Scharnhorst bleibt für die Handballerinnen des TuS Ickern ein gutes Pflaster. Dabei hatte der Bezirksligist in der Anfangsphase so seine Probleme bei den Dortmunderinnen.

Ickern

, 10.11.2019, 20:48 Uhr / Lesedauer: 1 min
Der TuS Ickern scheint in Scharnhorst gut zurechtzukommen

Lisa Schnabel erzielte acht Tore beim Erfolg des TuS Ickern in Scharnhorst. © Volker Engel

Die Erinnerungen an Auswärtsspiele in Scharnhorst bleiben positiv bei den Bezirksliga-Handballerinnen des TuS Ickern.
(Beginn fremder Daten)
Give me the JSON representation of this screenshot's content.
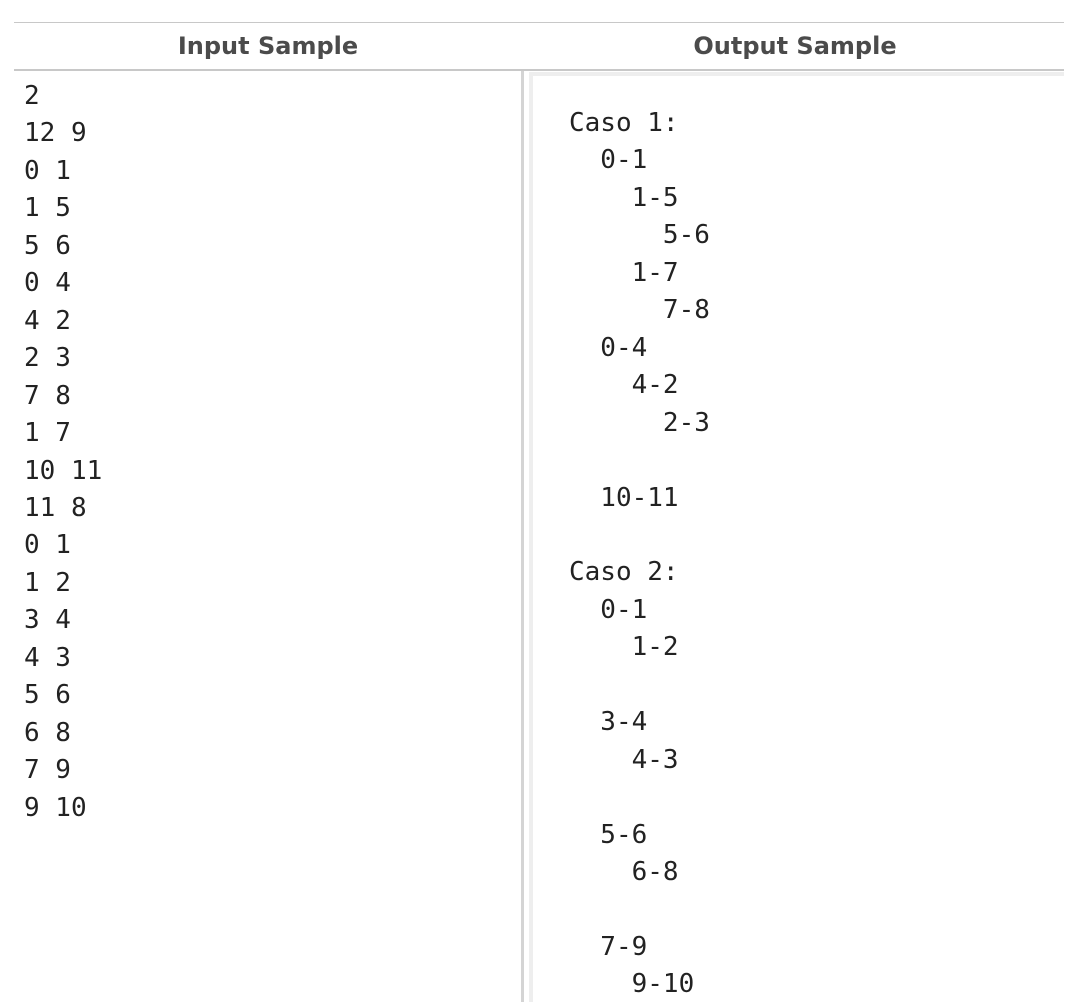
{
  "headers": {
    "input": "Input Sample",
    "output": "Output Sample"
  },
  "input_sample": "2\n12 9\n0 1\n1 5\n5 6\n0 4\n4 2\n2 3\n7 8\n1 7\n10 11\n11 8\n0 1\n1 2\n3 4\n4 3\n5 6\n6 8\n7 9\n9 10",
  "output_sample": "Caso 1:\n  0-1\n    1-5\n      5-6\n    1-7\n      7-8\n  0-4\n    4-2\n      2-3\n\n  10-11\n\nCaso 2:\n  0-1\n    1-2\n\n  3-4\n    4-3\n\n  5-6\n    6-8\n\n  7-9\n    9-10"
}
Nach dem ersten Sieg in der Vorsaison gewann der TuS nun mit 26:21 (15:12) beim TuS Scharnhorst.

Ickerns Coach Fabian Wolf sprach von einem verdienten Sieg, war allerdings mit der Anfangsphase seiner Spielerinnen nicht zufrieden: „Wir haben keinen Zugriff in der Abwehr bekommen und zu viele einfache Gegentore bekommen.“ Dementsprechend lag der TuS Ickern auch bis zur 18. Minute hinten.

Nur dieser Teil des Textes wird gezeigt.